Issue Plaintiff's Argument (Government) Defendant's Argument (Delva) Held
Were the cellphone(s) and letters lawfully seized without a warrant? Items were observed in plain view during a lawful protective sweep incident to Accilien’s arrest, so seizure without a warrant was permissible. The cellphone and letters were observed and seized only after the protective sweep had been completed; officers reentered the bedroom without consent or a warrant, so Fourth Amendment protection was violated. Although the district court erred in finding the items were seized "during" the protective sweep, the officers’ warrantless reentry was justified by exigent circumstances (need to privately question Accilien to identify the owner of drugs/gun in a cramped apartment). Items were in plain view and suppression was denied.
Was admission of FV’s testimony that she was raped during the home invasion unduly prejudicial? The rape evidence was relevant to the manner and violence of the charged conspiracy offenses and thus admissible. Delva argued he was neither a participant nor could reasonably foresee rape; admission was prejudicial. District court did not abuse discretion admitting the evidence; it was relevant to conspiracy and not unfairly prejudicial.
Was removal of Juror No. 7 during deliberations improper? Court found juror had been untruthful on voir dire about criminal history, creating possible bias and justifying dismissal for cause. Delva objected to removal and replacement after deliberations had begun. Replacement for good cause was within the judge’s discretion; alternate juror substituted and deliberations restarted—no abuse of discretion found.
Was Delva’s sentence improper for relying on conduct underlying acquitted counts? Court may consider acquitted-conduct at sentencing if proved by a preponderance; court relied on trial evidence and credibility findings to impose a 360-month sentence. Delva argued sentencing impermissibly punished acquitted conduct and findings were clearly erroneous. No procedural or substantive error; district court’s findings were not clearly erroneous and sentence was within permissible range.

Key Cases Cited

  • Welsh v.
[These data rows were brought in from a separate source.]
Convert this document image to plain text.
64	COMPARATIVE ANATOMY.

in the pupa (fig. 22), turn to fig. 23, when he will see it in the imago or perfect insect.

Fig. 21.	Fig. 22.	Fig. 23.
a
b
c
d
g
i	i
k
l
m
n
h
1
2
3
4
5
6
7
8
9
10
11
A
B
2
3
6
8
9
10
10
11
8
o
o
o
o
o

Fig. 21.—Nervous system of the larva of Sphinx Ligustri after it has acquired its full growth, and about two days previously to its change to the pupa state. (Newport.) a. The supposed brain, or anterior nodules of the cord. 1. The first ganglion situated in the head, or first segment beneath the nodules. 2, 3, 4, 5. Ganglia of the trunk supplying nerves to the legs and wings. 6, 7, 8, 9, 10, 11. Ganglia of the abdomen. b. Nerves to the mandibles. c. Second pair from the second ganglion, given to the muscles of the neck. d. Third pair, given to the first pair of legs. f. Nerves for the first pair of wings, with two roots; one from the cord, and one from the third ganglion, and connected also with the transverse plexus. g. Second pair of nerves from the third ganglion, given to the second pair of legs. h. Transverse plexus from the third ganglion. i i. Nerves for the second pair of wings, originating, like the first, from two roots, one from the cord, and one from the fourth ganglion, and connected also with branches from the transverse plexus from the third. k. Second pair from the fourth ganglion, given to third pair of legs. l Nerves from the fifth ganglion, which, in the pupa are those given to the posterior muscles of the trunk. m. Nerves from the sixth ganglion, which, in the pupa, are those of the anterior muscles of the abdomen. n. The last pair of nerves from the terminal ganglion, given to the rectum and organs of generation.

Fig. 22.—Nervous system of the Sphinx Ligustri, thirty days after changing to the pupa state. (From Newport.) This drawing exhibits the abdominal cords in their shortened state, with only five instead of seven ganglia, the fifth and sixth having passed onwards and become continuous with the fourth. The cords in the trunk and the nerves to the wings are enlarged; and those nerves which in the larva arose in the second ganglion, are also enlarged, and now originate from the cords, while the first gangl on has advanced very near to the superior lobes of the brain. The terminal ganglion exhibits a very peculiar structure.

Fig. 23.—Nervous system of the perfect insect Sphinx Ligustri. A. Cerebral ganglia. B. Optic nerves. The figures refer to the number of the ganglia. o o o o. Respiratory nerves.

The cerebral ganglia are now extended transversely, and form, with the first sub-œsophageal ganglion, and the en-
Wisconsin, 466 U.S. 740 (Supreme Court) (warrantless home entries presumptively unreasonable)
  • Kentucky v. King, 563 U.S. 452 (Supreme Court) (warrant requirement subject to exceptions; officers cannot rely on their own violation to justify plain-view seizure)
  • Brigham City v. Stuart, 547 U.S. 398 (Supreme Court) (reasonableness standard and exigent-circumstances exception)
  • Maryland v. Buie, 494 U.S. 325 (Supreme Court) (protective sweep doctrine and its limits)
  • Horton v. California, 496 U.S. 128 (Supreme Court) (plain-view seizure principles)
  • Minnesota v. Dickerson, 508 U.S. 366 (Supreme Court) (plain-view/plain-feel seizure standards)
  • Mincey v. Arizona, 437 U.S. 385 (Supreme Court) (limited, specifically established exceptions to the warrant requirement)
  • Payton v. New York, 445 U.S. 573 (Supreme Court) (arrest warrants permit entry into residence where suspect is believed to be)
  • United States v. MacDonald, 916 F.2d 766 (2d Cir.) (nonexhaustive factors for exigent-circumstances analysis)
  • United States v. Oguns, 921 F.2d 442 (2d Cir.) (once dangers justifying a protective sweep are eliminated, police must leave unless other exigencies exist)
Read the full case

Case Details

Case Name: United States v. Delva
Court Name: Court of Appeals for the Second Circuit
Date Published: Jun 1, 2017
Citation: 2017 U.S. App. LEXIS 9645
Docket Number: Docket 15-683
Court Abbreviation: 2d Cir.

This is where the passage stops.